I've summarized the following key reasons:
1. Cognitive level determines strategy:
Most people trading spot are those who have already 'proven' themselves off-market.
They have large amounts of capital, are not in a hurry to achieve results, and can live well whether or not they are in the crypto space.
So being able to hold on and see clearly allows one not to be thrown off by short-term fluctuations.
And those who trade contracts often have funds below $100,000, making it easy to lose balance in their mindset.
Wanting to reach the sky in one step and thinking about 10x returns can easily lead to starting over from zero.
Leverage trading without risk resistance is essentially gambling.
Different cycles have vastly different margins for error:
Spot trading is long-term investment with a high margin for error. No matter how big the pullback, as long as the asset is high quality, it is likely to recover over the years, even double.
Contracts are short-term trades with extremely low margins for error.
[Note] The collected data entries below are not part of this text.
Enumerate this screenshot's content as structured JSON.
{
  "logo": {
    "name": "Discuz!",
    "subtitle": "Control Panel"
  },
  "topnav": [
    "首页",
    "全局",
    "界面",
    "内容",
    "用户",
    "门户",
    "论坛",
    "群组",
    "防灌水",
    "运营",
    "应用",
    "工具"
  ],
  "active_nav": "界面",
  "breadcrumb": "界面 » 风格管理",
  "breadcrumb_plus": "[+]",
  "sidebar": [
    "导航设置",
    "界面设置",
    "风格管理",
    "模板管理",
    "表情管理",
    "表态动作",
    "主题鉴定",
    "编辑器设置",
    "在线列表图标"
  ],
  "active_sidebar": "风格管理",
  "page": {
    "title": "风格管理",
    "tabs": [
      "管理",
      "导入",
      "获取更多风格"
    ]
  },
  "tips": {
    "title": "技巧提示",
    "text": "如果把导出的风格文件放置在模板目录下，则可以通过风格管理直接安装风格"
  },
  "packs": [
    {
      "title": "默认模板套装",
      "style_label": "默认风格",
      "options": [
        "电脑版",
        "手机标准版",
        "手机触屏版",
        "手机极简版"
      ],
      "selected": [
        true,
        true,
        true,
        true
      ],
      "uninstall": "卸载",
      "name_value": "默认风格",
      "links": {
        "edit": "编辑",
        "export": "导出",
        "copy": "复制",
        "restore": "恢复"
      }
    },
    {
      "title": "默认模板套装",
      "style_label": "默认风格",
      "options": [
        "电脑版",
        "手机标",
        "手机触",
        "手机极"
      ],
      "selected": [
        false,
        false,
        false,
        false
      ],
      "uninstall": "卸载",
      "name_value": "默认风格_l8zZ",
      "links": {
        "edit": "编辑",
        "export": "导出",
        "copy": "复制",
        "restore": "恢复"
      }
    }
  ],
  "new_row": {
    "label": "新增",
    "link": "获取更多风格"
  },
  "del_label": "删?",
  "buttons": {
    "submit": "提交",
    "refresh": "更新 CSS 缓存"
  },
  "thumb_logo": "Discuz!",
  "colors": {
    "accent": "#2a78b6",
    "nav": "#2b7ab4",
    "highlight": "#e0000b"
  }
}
Funding rates are high, stop-loss levels are small, and one must judge the direction correctly in a short time; once wrong, it leads to real losses or even direct liquidation.
3. The gap in psychological pressure is huge:
Can't sleep well at midnight, even dreaming of liquidation.
Watching the market makes my eyelids twitch, adding margin feels like paying 'life insurance'.
Spot trading offers time and freedom:
Sleep when you want to, do whatever you want.
Looking back, I surprisingly made quite a bit while 'lying flat'.
So the question arises: how to ensure steady profits in spot trading?
1. Achieve 'understanding before investing': Don't be an emotional investor.
Many people heavily invest in Ethereum and curse when it doesn't rise—this shows that you really don't understand what you've bought.
You need to truly study its mechanism, logic, development path, and core value, and clarify where its long-term growth power lies, otherwise, you won't be able to hold on.
'Don't invest without understanding' is not just a slogan, but the first principle of survival in spot trading.
2. Patiently waiting for the right opportunity: Don't blindly chase just because 'it's good'.
Chasing a good project when it skyrockets only helps others carry the sedan chair.
True opportunities always arise in low emotional areas.
When others throw it away as a 'hot potato', you dare to catch it steadily;
Instead of joining the frenzy when everyone is scrambling.
Investment is not based on emotions, but on cost-effectiveness. Truly excellent hunters know how to wait for prey to come closer.
In summary:
The core of making money in spot trading is the combination of understanding and timing.
Understanding what you buy is 'value';
Finding the right entry point is 'price'.
The combination of both is the key to navigating bull and bear markets.